Laura Mahler
Written by Laura Mahler
Published on 27th March 2020
5 min read
Laura Mahler, in conversation with fellow filmmaker Eleanor Church, discusses the potential of documentary film to inspire social action in viewers. Has the past year seen a paradigm shift in how we receive environmental films?

A sea change in reducing plastic pollution?

At Adventure Uncovered Live back in 2018, Eleanor Church and I sat on the panel for The Role of Film In Communicating Adventures With Purpose, to talk about our respective plastic documentaries. 

Her X Trillion documents eXXpedition’s voyage through The Great Pacific Garbage Patch: an accumulation of 1.8 trillion pieces of plastic and microplastic debris, weighing an estimated 80,000 metric tonnes, swirling in the North Pacific Gyre. It will undoubtedly join the list of great plastic documentaries when it releases. 

My own documentary, PLASTIC, delves into the corrupt and inept UK recycling system. Unfortunately changes here have been slow despite multiple UK declarations, including the banning of plastic stirrers, straws and cotton buds. Massive businesses such as Unilever, Nestle and Coca-Cola have also made promises to reduce their plastic use or switch to recycled sources. But actual reduction has been minimal.

Since that panel, however, we finally seem to have started dealing with our plastic problem. Artists, scientists and influencers in small eco-aware circles have been shouting about our waste for decades, but last year something breached those barriers. Camera lenses in oceans around the world - led by the ‘Blue Planet effect’, which demanded change to an unsuspecting audience of millions - forced more of us to face up to the undeniable, horrifying consequences of our actions.  

Perhaps the most important change has been in people’s perceptions. Now, to many, the concept of bringing a reusable carrier bag or coffee cup along is almost second-nature. Changing our consumption habits will be a key driver of success in fighting plastic pollution.

In light of this progress, I connected with Eleanor again to ask how she thinks films have helped achieve this.

How do we get people to actually care? 

It starts with people convincing their friends that this film, and this issue, are worth their attention, Eleanor explains. 

Sometimes your friends and family don’t always feel as passionate as you. So we show, we don’t tell. If you can show something, it has so much more impact than just telling about something.”

'Sometimes your friends and family don’t always feel as passionate as you. So we show, we don’t tell.'

I agree with Eleanor on this - particularly when that something is a jumping, smiling dolphin, or a paradise beach destroyed by our consumption.

But for a documentary to have force, it can’t just be seen. It must be felt. As a filmmaker, I try to power my scene using the emotions I experience whilst filming them.

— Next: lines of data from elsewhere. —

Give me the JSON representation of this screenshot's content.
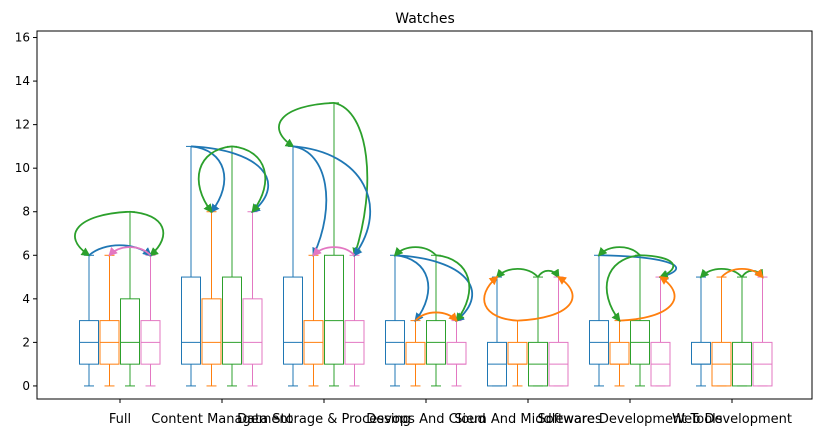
{
  "chart_data": {
    "type": "box",
    "title": "Watches",
    "xlabel": "",
    "ylabel": "",
    "ylim": [
      -0.6,
      16.3
    ],
    "yticks": [
      0,
      2,
      4,
      6,
      8,
      10,
      12,
      14,
      16
    ],
    "grid": false,
    "legend": "none",
    "series_colors": [
      "#1f77b4",
      "#ff7f0e",
      "#2ca02c",
      "#e377c2"
    ],
    "categories": [
      "Full",
      "Content Management",
      "Data Storage & Processing",
      "Devops And Cloud",
      "Siem And Middlewares",
      "Software Development Tools",
      "Web Development"
    ],
    "groups": [
      {
        "boxes": [
          {
            "min": 0,
            "q1": 1,
            "median": 2,
            "q3": 3,
            "max": 6
          },
          {
            "min": 0,
            "q1": 1,
            "median": 2,
            "q3": 3,
            "max": 6
          },
          {
            "min": 0,
            "q1": 1,
            "median": 2,
            "q3": 4,
            "max": 8
          },
          {
            "min": 0,
            "q1": 1,
            "median": 2,
            "q3": 3,
            "max": 6
          }
        ],
        "arrows": [
          {
            "from": 2,
            "to": 0,
            "color": "#2ca02c"
          },
          {
            "from": 2,
            "to": 3,
            "color": "#2ca02c"
          },
          {
            "from": 0,
            "to": 3,
            "color": "#1f77b4"
          },
          {
            "from": 3,
            "to": 1,
            "color": "#e377c2"
          }
        ]
      },
      {
        "boxes": [
          {
            "min": 0,
            "q1": 1,
            "median": 2,
            "q3": 5,
            "max": 11
          },
          {
            "min": 0,
            "q1": 1,
            "median": 2,
            "q3": 4,
            "max": 8
          },
          {
            "min": 0,
            "q1": 1,
            "median": 2,
            "q3": 5,
            "max": 11
          },
          {
            "min": 0,
            "q1": 1,
            "median": 2,
            "q3": 4,
            "max": 8
          }
        ],
        "arrows": [
          {
            "from": 0,
            "to": 1,
            "color": "#1f77b4"
          },
          {
            "from": 0,
            "to": 3,
            "color": "#1f77b4"
          },
          {
            "from": 2,
            "to": 1,
            "color": "#2ca02c"
          },
          {
            "from": 2,
            "to": 3,
            "color": "#2ca02c"
          }
        ]
      },
      {
        "boxes": [
          {
            "min": 0,
            "q1": 1,
            "median": 2,
            "q3": 5,
            "max": 11
          },
          {
            "min": 0,
            "q1": 1,
            "median": 2,
            "q3": 3,
            "max": 6
          },
          {
            "min": 0,
            "q1": 1,
            "median": 3,
            "q3": 6,
            "max": 13
          },
          {
            "min": 0,
            "q1": 1,
            "median": 2,
            "q3": 3,
            "max": 6
          }
        ],
        "arrows": [
          {
            "from": 2,
            "to": 0,
            "color": "#2ca02c"
          },
          {
            "from": 2,
            "to": 3,
            "color": "#2ca02c"
          },
          {
            "from": 0,
            "to": 1,
            "color": "#1f77b4"
          },
          {
            "from": 0,
            "to": 3,
            "color": "#1f77b4"
          },
          {
            "from": 3,
            "to": 1,
            "color": "#e377c2"
          }
        ]
      },
      {
        "boxes": [
          {
            "min": 0,
            "q1": 1,
            "median": 2,
            "q3": 3,
            "max": 6
          },
          {
            "min": 0,
            "q1": 1,
            "median": 1,
            "q3": 2,
            "max": 3
          },
          {
            "min": 0,
            "q1": 1,
            "median": 2,
            "q3": 3,
            "max": 6
          },
          {
            "min": 0,
            "q1": 1,
            "median": 1,
            "q3": 2,
            "max": 3
          }
        ],
        "arrows": [
          {
            "from": 0,
            "to": 1,
            "color": "#1f77b4"
          },
          {
            "from": 0,
            "to": 3,
            "color": "#1f77b4"
          },
          {
            "from": 2,
            "to": 0,
            "color": "#2ca02c"
          },
          {
            "from": 2,
            "to": 3,
            "color": "#2ca02c"
          },
          {
            "from": 1,
            "to": 3,
            "color": "#ff7f0e"
          }
        ]
      },
      {
        "boxes": [
          {
            "min": 0,
            "q1": 0,
            "median": 1,
            "q3": 2,
            "max": 5
          },
          {
            "min": 0,
            "q1": 1,
            "median": 1,
            "q3": 2,
            "max": 3
          },
          {
            "min": 0,
            "q1": 0,
            "median": 1,
            "q3": 2,
            "max": 5
          },
          {
            "min": 0,
            "q1": 0,
            "median": 1,
            "q3": 2,
            "max": 5
          }
        ],
        "arrows": [
          {
            "from": 2,
            "to": 0,
            "color": "#2ca02c"
          },
          {
            "from": 2,
            "to": 3,
            "color": "#2ca02c"
          },
          {
            "from": 1,
            "to": 0,
            "color": "#ff7f0e"
          },
          {
            "from": 1,
            "to": 3,
            "color": "#ff7f0e"
          }
        ]
      },
      {
        "boxes": [
          {
            "min": 0,
            "q1": 1,
            "median": 2,
            "q3": 3,
            "max": 6
          },
          {
            "min": 0,
            "q1": 1,
            "median": 1,
            "q3": 2,
            "max": 3
          },
          {
            "min": 0,
            "q1": 1,
            "median": 2,
            "q3": 3,
            "max": 6
          },
          {
            "min": 0,
            "q1": 0,
            "median": 1,
            "q3": 2,
            "max": 5
          }
        ],
        "arrows": [
          {
            "from": 0,
            "to": 3,
            "color": "#1f77b4"
          },
          {
            "from": 2,
            "to": 0,
            "color": "#2ca02c"
          },
          {
            "from": 2,
            "to": 3,
            "color": "#2ca02c"
          },
          {
            "from": 1,
            "to": 3,
            "color": "#ff7f0e"
          },
          {
            "from": 2,
            "to": 1,
            "color": "#2ca02c"
          }
        ]
      },
      {
        "boxes": [
          {
            "min": 0,
            "q1": 1,
            "median": 1,
            "q3": 2,
            "max": 5
          },
          {
            "min": 0,
            "q1": 0,
            "median": 1,
            "q3": 2,
            "max": 5
          },
          {
            "min": 0,
            "q1": 0,
            "median": 1,
            "q3": 2,
            "max": 5
          },
          {
            "min": 0,
            "q1": 0,
            "median": 1,
            "q3": 2,
            "max": 5
          }
        ],
        "arrows": [
          {
            "from": 2,
            "to": 0,
            "color": "#2ca02c"
          },
          {
            "from": 2,
            "to": 3,
            "color": "#2ca02c"
          },
          {
            "from": 1,
            "to": 3,
            "color": "#ff7f0e"
          }
        ]
      }
    ]
  }
}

“We hadn’t seen any land for days - all we could see was pristine blue,” says Eleanor, describing how it felt to sail through one of the great gyres. “And then we started seeing bits of plastic floating past. I was angry, just thinking: ‘It’s not meant to be here.’”  

However, she says, “There aren’t many people who will act on things purely because it’s having a detrimental effect on wildlife or nature.” 

There is a disconnect, she argues, between the human world we have created and the land and water on which we depend. This connection is forgotten. For the majority of people, to be interested in something requires them to know how it affects them.” 

Turning science into stories

The task for environmental filmmakers, journalists and writers, then, is to transform science into something everyone can understand and respond to. Eleanor looks for the moment when “something clicks, and they can see how we are all interlinked.” 

The samples collected during the eXXpedition mission, for example, have been sent to labs across the world to inform the next wave of scientific research into how microplastics could affect our health. This helps show that a story like this is relevant to everyone, whichever country they are in.

What comes after the film?

Eleanor says the aim is to inspire action in people. “People will do what other people do, and things can change really quickly because of that. There are a lot of people in plastic groups on Facebook who you wouldn’t think of as traditionally ‘green’.’’

Because who knows who documentaries like these could inspire? And where that sudden click of realisation could take somebody? Something inspired the person who invented a way to recycle black plastic. Somebody inspired the person who asked the local bar to take away their straws. And somehow, the person starting weekly beach cleans along California’s coastline was inspired too. 

Plastic pollution has helped clear the way for further documentaries and coverage on the science behind environmental issues. This is motivating for future documentary-makers on issues of equal importance. Acidification, for example, is arguably a greater threat to our oceans than plastic. Similarly, one million species are at risk of extinction in the next few years, and the causes and solutions are complex, interlinked and overwhelming. 

The planet needs activists. And documentaries with detailed research and a clear, emotive narrative have been proven to bring activists to life.

Laura Mahler is an environmental researcher and documentary filmmaker. Her first film, Film The Change: PLASTIC, by Film The Change, has been screened worldwide, and she has picked up academic and film awards internationally, including the Youth Jury Award at the Krakow International Film Festival. 


Eleanor Church is an award-winning filmmaker. She has been producing short documentary films and photo stories for over 15 years for The Guardian, BBC, Al Jazeera, HuffPost and many more.